The CDC attributed the "high number of cases" to large outbreaks in Washington state and New York, which began late last year.
"The outbreaks in New York City and New York State are among the largest and longest lasting since measles elimination in 2000," CDC said in a statement. "The longer these outbreaks continue, the greater the chance measles will again get a sustained foothold in the United States."
The World Health Organization noted a 300% increase in measles cases worldwide earlier this month in comparison to the first three months of 2018.
Health and Human Services Secretary Alex Azar said vaccinations are the only way to keep the country safe.

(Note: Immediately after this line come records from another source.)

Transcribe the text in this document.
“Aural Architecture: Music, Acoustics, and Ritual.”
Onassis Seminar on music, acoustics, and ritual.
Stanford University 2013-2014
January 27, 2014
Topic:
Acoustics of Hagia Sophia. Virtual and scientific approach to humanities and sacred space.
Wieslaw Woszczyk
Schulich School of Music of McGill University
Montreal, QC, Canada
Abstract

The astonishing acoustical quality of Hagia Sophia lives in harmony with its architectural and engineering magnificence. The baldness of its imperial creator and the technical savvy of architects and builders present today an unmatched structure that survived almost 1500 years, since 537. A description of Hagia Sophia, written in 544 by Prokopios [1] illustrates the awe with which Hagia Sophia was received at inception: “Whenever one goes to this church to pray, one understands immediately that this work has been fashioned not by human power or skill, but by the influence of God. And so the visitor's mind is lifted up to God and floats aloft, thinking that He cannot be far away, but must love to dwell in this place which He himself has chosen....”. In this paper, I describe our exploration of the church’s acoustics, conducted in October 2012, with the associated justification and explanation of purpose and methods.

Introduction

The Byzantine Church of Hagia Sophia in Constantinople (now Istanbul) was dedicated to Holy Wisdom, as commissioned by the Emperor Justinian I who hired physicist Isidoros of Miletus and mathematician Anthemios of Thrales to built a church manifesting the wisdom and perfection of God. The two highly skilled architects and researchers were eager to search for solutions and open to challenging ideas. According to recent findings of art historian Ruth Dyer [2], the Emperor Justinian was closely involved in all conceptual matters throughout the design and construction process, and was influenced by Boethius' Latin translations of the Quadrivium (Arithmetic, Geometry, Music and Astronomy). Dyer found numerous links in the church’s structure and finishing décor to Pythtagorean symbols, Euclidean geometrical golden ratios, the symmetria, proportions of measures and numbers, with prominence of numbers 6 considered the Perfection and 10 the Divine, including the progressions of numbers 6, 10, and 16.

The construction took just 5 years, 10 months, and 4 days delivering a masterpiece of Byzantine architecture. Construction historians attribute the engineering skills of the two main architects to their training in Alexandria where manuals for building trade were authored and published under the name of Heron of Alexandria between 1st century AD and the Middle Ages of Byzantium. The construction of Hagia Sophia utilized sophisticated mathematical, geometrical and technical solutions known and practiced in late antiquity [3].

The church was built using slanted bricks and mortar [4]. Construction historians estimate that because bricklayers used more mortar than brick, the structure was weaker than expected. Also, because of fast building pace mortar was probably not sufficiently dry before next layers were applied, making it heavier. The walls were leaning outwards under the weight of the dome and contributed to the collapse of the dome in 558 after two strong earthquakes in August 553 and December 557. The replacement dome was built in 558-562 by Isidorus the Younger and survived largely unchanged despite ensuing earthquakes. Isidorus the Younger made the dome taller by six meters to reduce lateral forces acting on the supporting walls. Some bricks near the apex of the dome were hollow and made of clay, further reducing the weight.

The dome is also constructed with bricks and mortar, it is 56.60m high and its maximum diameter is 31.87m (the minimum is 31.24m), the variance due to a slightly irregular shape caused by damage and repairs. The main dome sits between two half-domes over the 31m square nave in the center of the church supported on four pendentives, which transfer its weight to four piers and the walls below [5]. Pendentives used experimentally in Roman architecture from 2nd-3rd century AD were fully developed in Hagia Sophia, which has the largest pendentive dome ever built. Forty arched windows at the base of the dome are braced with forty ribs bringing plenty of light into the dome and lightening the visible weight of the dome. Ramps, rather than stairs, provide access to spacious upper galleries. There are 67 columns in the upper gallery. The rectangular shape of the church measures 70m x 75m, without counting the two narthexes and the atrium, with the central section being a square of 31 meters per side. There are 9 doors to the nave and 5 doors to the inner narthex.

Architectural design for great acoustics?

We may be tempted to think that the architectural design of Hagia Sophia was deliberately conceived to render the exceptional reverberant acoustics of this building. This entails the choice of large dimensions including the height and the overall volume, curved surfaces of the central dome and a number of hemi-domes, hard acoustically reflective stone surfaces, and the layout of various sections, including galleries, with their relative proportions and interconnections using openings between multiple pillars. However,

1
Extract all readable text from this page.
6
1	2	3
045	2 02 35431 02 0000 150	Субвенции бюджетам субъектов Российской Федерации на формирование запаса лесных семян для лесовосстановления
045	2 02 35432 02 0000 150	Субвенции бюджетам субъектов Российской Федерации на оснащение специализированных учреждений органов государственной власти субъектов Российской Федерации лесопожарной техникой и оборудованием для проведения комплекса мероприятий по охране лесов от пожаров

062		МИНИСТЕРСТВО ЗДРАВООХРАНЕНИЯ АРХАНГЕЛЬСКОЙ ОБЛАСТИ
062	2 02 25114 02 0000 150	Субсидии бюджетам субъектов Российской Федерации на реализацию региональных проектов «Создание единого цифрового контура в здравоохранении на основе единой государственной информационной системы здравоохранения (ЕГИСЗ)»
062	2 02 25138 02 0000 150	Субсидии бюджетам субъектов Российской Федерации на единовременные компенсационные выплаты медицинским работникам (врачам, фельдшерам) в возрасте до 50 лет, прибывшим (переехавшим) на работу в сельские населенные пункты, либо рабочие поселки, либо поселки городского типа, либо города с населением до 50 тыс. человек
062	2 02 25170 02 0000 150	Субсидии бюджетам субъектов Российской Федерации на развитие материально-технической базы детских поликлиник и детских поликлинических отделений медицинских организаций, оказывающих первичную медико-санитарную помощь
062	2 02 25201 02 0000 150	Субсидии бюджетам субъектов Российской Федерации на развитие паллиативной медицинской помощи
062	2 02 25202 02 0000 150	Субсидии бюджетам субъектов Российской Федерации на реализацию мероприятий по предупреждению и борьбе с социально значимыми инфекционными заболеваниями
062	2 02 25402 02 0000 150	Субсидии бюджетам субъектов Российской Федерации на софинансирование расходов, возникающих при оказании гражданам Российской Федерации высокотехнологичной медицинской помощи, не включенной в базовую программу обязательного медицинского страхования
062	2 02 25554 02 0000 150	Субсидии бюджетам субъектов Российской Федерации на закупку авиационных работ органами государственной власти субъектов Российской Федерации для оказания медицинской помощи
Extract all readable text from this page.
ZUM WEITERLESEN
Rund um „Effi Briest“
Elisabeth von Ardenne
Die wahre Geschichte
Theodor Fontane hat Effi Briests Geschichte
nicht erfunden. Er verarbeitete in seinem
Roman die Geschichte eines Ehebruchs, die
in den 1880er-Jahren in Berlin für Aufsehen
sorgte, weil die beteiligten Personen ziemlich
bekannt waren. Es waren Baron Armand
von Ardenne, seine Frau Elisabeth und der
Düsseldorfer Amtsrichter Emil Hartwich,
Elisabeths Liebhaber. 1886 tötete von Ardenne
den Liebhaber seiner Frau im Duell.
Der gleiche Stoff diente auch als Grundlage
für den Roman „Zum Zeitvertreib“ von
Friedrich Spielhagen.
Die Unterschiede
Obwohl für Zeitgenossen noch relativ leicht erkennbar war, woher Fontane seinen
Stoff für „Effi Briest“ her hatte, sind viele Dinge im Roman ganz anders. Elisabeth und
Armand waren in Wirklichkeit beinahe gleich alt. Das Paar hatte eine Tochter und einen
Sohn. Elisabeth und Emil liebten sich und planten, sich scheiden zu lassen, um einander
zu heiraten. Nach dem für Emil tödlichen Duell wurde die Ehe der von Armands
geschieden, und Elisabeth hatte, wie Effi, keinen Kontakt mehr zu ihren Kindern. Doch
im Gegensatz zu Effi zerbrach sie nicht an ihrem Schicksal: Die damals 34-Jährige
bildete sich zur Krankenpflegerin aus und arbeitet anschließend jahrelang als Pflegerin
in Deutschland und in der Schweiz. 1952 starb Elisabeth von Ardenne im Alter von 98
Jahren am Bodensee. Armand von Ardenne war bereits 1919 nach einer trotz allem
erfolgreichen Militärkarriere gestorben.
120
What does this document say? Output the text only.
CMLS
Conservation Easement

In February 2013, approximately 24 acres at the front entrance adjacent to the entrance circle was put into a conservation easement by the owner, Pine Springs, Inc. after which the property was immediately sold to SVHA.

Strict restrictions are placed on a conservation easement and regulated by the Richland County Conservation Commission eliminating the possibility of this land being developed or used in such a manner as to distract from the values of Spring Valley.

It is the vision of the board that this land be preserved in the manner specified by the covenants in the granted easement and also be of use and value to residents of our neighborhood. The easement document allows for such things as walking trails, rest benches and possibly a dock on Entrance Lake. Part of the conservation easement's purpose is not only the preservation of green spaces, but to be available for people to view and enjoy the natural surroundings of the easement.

"Measles is not a harmless childhood illness, but a highly contagious, potentially life-threatening disease," Azar said late Wednesday. "We have the ability to safely protect our children and our communities. Vaccines are a safe, highly effective public health solution that can prevent this disease."
"All Americans would be safer and healthier if we received measles vaccines on the recommended schedule," Azar added.
Measles are highly contagious and can be transmitted through the air by coughing or sneezing.
The spike in cases stems, in part, from the spread of misinformation about vaccines online. Anti-vaccination activists have gained more traction on social media amid false claims linking vaccinations to autism.
The measles vaccine, now administered along with immunization for mumps and rubella, is regarded by public health practitioners as safe and highly effective. The CDC recommends for all Americans above age 1 to get vaccinated.
"Stopping these measles outbreaks is a priority for CDC and we are working 24/7 to protect Americans from this contagious disease. Vaccination is the best way to protect against measles," the CDC said. "Today, the overwhelming majority of parents choose to protect their children with vaccines, and we’ve seen high and stable immunization rates in the U.S. for several years."